Caching is a great tool to reduce the strain on the engine (increasing speed and throughput is a handy side-effect). It comes at a cost though in terms of memory footprint and complexity in invalidating the cache when it's stale. My decision would be to start completely clean and slowly add caching only where you decide it's useful to you. Too many times the complexities are underestimated and what started out as a way to fix performance problems turns out to cause functional problems. Also, back to the data usage comment. If you're creating gigabytes worth of objects every minute, it doesn't matter if you cache or not. You'll quickly max out your memory footprint and garbage collection will ruin your day. So I guess the takeaway is to make sure you understand exactly what's going on inside your virtual machine (object creation, destruction, GCs, etc.) so that you can make the best possible decisions.
Sorry for the verbosity. Just got rolling and forgot to look up. Hope some of this touches on the spirit of your inquiry and isn't too rudimentary a conversation.
Well there's this blog called High Scalibility that contains a lot of information on this topic. Some useful stuff.
Often the most effective way to do this is by a well thought through design where scaling is a part of it.
Decide what scaling actually means for your project. Is infinite amount of users, is it being able to handle a slashdotting on a website is it development-cycles?
Use this to focus your development efforts
Jeff and Joel discuss scaling in the Stack Overflow Podcast #19.
FWIW, most systems will scale most effectively by ignoring this until it's a problem- Moore's law is still holding, and unless your traffic is growing faster than Moore's law does, it's usually cheaper to just buy a bigger box (at $2 or $3K a pop) than to pay developers.
That said, the most important place to focus is your data tier; that is the hardest part of your application to scale out, as it usually needs to be authoritative, and clustered commercial databases are very expensive- the open source variations are usually very tricky to get right.

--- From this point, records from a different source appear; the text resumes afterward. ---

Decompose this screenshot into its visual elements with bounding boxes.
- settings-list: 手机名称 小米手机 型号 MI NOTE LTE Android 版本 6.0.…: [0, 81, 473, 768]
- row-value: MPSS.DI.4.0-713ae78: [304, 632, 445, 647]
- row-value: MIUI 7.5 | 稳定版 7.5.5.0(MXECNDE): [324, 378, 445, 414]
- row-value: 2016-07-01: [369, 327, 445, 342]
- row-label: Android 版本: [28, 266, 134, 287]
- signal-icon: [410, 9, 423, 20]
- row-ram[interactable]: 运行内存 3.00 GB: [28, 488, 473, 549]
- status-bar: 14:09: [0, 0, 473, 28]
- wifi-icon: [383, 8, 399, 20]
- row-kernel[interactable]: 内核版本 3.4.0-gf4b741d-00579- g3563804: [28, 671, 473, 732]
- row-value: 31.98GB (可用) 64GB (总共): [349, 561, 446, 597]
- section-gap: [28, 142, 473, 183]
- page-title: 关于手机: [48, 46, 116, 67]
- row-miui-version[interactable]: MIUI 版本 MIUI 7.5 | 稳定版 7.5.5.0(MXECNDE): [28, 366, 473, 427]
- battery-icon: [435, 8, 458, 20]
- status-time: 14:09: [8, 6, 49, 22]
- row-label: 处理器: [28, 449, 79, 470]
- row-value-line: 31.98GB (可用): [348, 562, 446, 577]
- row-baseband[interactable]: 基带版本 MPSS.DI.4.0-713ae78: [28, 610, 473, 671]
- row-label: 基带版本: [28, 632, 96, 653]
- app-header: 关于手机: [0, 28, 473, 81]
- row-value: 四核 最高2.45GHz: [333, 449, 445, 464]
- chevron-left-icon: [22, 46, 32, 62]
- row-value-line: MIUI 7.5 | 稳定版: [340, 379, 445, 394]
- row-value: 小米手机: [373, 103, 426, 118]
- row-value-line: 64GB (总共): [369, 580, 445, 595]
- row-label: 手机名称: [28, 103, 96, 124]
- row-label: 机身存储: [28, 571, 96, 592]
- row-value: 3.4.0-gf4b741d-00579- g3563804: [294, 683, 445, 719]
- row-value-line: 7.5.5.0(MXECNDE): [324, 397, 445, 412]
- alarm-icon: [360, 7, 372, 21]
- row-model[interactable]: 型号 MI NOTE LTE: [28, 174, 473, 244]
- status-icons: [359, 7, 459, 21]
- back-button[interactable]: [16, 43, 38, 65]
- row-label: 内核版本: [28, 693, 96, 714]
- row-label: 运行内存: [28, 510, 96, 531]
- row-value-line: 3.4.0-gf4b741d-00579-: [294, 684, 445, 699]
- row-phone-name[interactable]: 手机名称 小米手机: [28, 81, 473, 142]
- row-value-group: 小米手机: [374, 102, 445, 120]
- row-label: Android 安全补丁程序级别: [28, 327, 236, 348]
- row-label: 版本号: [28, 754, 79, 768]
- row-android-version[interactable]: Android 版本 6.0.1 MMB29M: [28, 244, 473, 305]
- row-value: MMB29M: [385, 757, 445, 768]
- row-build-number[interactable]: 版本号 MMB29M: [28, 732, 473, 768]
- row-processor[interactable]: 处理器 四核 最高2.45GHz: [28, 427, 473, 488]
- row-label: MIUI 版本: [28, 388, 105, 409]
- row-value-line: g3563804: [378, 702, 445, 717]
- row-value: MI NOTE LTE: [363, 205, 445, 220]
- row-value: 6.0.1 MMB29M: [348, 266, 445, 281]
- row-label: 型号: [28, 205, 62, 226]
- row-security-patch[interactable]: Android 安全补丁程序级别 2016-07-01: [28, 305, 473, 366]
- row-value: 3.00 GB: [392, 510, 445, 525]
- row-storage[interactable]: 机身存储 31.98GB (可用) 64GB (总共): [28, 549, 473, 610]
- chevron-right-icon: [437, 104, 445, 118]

If you think there is a high likelihood that your application will need to scale, it may be intelligent to look into systems like memcached or map reduce relatively early in your development.
One good idea is to determine how much work each additional task creates. This can depend on how the algorithm is structured.

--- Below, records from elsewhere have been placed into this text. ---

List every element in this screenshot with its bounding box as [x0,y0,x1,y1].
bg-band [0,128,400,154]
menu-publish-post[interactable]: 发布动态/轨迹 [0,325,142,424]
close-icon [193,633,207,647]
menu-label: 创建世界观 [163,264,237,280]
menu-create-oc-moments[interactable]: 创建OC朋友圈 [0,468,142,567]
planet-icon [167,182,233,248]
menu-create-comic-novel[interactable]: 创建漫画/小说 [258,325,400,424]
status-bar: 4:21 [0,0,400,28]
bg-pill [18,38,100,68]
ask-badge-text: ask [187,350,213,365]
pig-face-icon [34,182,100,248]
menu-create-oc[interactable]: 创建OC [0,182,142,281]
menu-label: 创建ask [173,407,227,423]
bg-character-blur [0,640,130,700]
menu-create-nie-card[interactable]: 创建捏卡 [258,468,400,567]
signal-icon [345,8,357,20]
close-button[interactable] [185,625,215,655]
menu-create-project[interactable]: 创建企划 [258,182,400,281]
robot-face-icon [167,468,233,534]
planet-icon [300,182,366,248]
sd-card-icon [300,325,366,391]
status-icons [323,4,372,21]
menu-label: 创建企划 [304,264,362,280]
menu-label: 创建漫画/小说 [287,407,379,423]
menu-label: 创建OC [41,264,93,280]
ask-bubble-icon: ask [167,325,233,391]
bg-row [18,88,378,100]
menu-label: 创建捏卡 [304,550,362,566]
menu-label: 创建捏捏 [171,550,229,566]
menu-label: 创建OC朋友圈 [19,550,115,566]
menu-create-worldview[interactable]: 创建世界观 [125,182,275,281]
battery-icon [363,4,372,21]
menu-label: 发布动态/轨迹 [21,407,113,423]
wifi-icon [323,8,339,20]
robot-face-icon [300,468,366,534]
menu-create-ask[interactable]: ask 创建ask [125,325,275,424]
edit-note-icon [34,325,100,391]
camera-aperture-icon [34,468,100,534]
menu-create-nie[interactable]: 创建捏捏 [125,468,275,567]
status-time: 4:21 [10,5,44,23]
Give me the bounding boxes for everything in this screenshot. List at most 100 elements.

For example, imagine you have some virtual cars in a city. At any moment, you want each car to have a map showing where all the cars are.
One way to approach this would be:
for each car {
determine my position;
for each car {
add my position to this car's map;
This seems straightforward: look at the first car's position, add it to the map of every other car. Then look at the second car's position, add it to the map of every other car. Etc.
But there is a scalability problem. When there are 2 cars, this strategy takes 4 "add my position" steps; when there are 3 cars, it takes 9 steps. For each "position update," you have to cycle through the whole list of cars - and every car needs its position updated.
Ignoring how many other things must be done to each car (for example, it may take a fixed number of steps to calculate the position of an individual car), for N cars, it takes N2 "visits to cars" to run this algorithm. This is no problem when you've got 5 cars and 25 steps. But as you add cars, you will see the system bog down. 100 cars will take 10,000 steps, and 101 cars will take 10,201 steps!
A better approach would be to undo the nesting of the for loops.
for each car {
add my position to a list;
for each car {
give me an updated copy of the master list;
With this strategy, the number of steps is a multiple of N, not of N2. So 100 cars will take 100 times the work of 1 car - NOT 10,000 times the work.
This concept is sometimes expressed in "big O notation" - the number of steps needed are "big O of N" or "big O of N2."
Note that this concept is only concerned with scalability - not optimizing the number of steps for each car. Here we don't care if it takes 5 steps or 50 steps per car - the main thing is that N cars take (X * N) steps, not (X * N2).